2. Con il secondo motivo la ricorrente deduce “contraddittorietà della motivazione là dove tratta non linearmente dei rapporti contrattuali alla luce dei rapporti tra la ricorrente ed il suo convivente more uxorio” (ex art. 360 c.p.c., comma 1 n. 5, nella formulazione antecedente, richiamata a pag. 12 nell’ultimo capoverso del ricorso).

2.1. Anche tale censura si appalesa inammissibile.

2.2. Occorre rammentare che, dopo la modifica dell’art. 360 c.p.c., comma 1, n. 5, introdotta dal D.L. n. 83 del 2012, art. 54, conv. dalla L. n. 134 del 2012, applicabile alla sentenza impugnata in quanto pubblicata successivamente alla data del 11 settembre 2012 di entrata in vigore di detta norma modificativa, è sottratto al sindacato di legittimità di questa Corte il vizio di mera insufficienza o di contraddittorietà della motivazione per inesatta valutazione delle risultanze istruttorie, qualora dalla sentenza sia comunque possibile trarre la premessa in fatto e la conseguenza in diritto che giustifica il decisum. Per effetto della nuova formulazione del vizio di legittimità, la censura deve essere limitata alla sola ipotesi di “omesso esame circa un fatto decisivo per il giudizio che è stato oggetto di discussione tra le parti”, per cui, al di fuori di tale omissione, il controllo deve essere esclusivamente volto a verificare la esistenza del requisito motivazionale nel suo contenuto “minimo costituzionale” richiesto dall’art. 111 Cost., comma 6, ricollegabile alle ipotesi di “mancanza della motivazione” quale requisito essenziale del provvedimento giurisdizionale, di “motivazione apparente”, di “motivazione perplessa od incomprensibile”, che integrano la violazione dell’art. 132 c.p.c., e determinano nullità della sentenza per carenza assoluta del prescritto requisito di validità.

2.3. Il vizio ex art. 360 c.p.c., comma 1, n. 5, può, dunque, essere dedotto solo in caso di omesso esame di un “fatto storico” controverso, che sia stato oggetto di discussione e appaia “decisivo” ai fini di una diversa soluzione, essendo precluso impugnare la sentenza per criticare il percorso argomentativo adottato dal giudice di merito sulla base di una valutazione degli elementi fattuali acquisiti, da questi ritenuti determinanti oppure non pertinenti (Cass. Sez. U, n. 8053 del 7/4/2014; Cass. Sez. U, n. 19881 del 22/9/2014; Cass. n. 11892 del 10/6/2016); ne consegue che esula dal vizio di legittimità di cui all’art. 360 c.p.c., comma 1, n. 5, qualsiasi contestazione volta a criticare il “convincimento” che il giudice si sia formato all’esito dell’esame del materiale probatorio previa valutazione della sua attendibilità ed operando un giudizio di prevalenza.

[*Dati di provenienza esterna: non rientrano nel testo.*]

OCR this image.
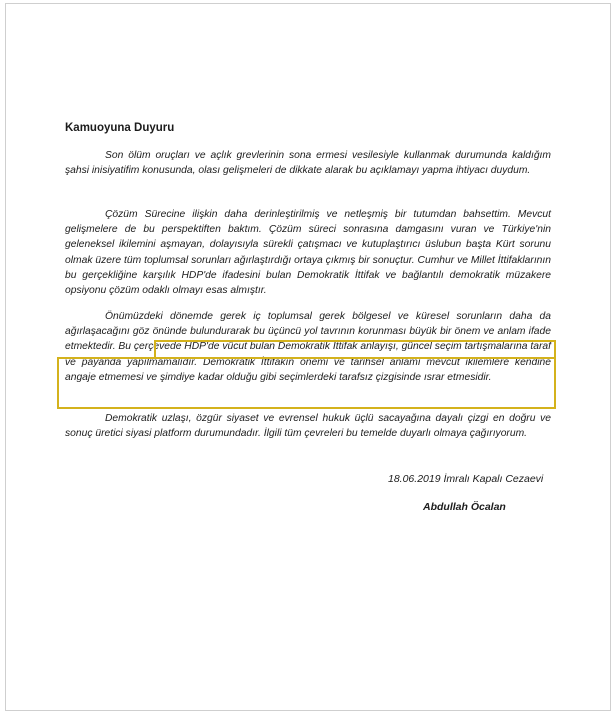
Kamuoyuna Duyuru

Son ölüm oruçları ve açlık grevlerinin sona ermesi vesilesiyle kullanmak durumunda kaldığım şahsi inisiyatifim konusunda, olası gelişmeleri de dikkate alarak bu açıklamayı yapma ihtiyacı duydum.

Çözüm Sürecine ilişkin daha derinleştirilmiş ve netleşmiş bir tutumdan bahsettim. Mevcut gelişmelere de bu perspektiften baktım. Çözüm süreci sonrasına damgasını vuran ve Türkiye'nin geleneksel ikilemini aşmayan, dolayısıyla sürekli çatışmacı ve kutuplaştırıcı üslubun başta Kürt sorunu olmak üzere tüm toplumsal sorunları ağırlaştırdığı ortaya çıkmış bir sonuçtur. Cumhur ve Millet İttifaklarının bu gerçekliğine karşılık HDP'de ifadesini bulan Demokratik İttifak ve bağlantılı demokratik müzakere opsiyonu çözüm odaklı olmayı esas almıştır.

Önümüzdeki dönemde gerek iç toplumsal gerek bölgesel ve küresel sorunların daha da ağırlaşacağını göz önünde bulundurarak bu üçüncü yol tavrının korunması büyük bir önem ve anlam ifade etmektedir. Bu çerçevede HDP'de vücut bulan Demokratik İttifak anlayışı, güncel seçim tartışmalarına taraf ve payanda yapılmamalıdır. Demokratik İttifakın önemi ve tarihsel anlamı mevcut ikilemlere kendine angaje etmemesi ve şimdiye kadar olduğu gibi seçimlerdeki tarafsız çizgisinde ısrar etmesidir.

Demokratik uzlaşı, özgür siyaset ve evrensel hukuk üçlü sacayağına dayalı çizgi en doğru ve sonuç üretici siyasi platform durumundadır. İlgili tüm çevreleri bu temelde duyarlı olmaya çağırıyorum.

18.06.2019 İmralı Kapalı Cezaevi
Abdullah Öcalan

2.4. A nulla rileva pertanto che i giudici di secondo grado non abbiano adeguatamente tenuto conto di tutti gli elementi di prova offerti dalla contribuente, ritenendo comunque ingiustificato lo scostamento tra il reddito dichiarato e quello desumibile dal cd. redditometro e rigettato il ricorso della contribuente.

3. Sulla base delle argomentazioni esposte, pertanto, si ritiene che i Giudici di secondo grado abbiano correttamente applicato le disposizioni normative poste alla base dell’accertamento sintetico. Il ricorso va quindi rigettato. Le spese seguono la soccombenza e si liquidano come da dispositivo.

PQM

La Corte rigetta il ricorso della contribuente che condanna al rimborso delle spese sostenute dall’Agenzia delle Entrate che liquida in 7.000,00 Euro, oltre spese prenotate a debito.

Ai sensi del D.P.R. n. 115 del 2002, art. 13, comma 1 quater, inserito dalla L. n. 228 del 2012, art. 1, comma 17, dà atto della sussistenza dei presupposti per il versamento, da parte della ricorrente, dell’ulteriore importo a titolo di contributo unificato pari a quello previsto per il ricorso, a norma dello stesso art. 13, comma 1-bis, se dovuto.

Così deciso in Roma, nella Camera di Consiglio, il 8 marzo 2021.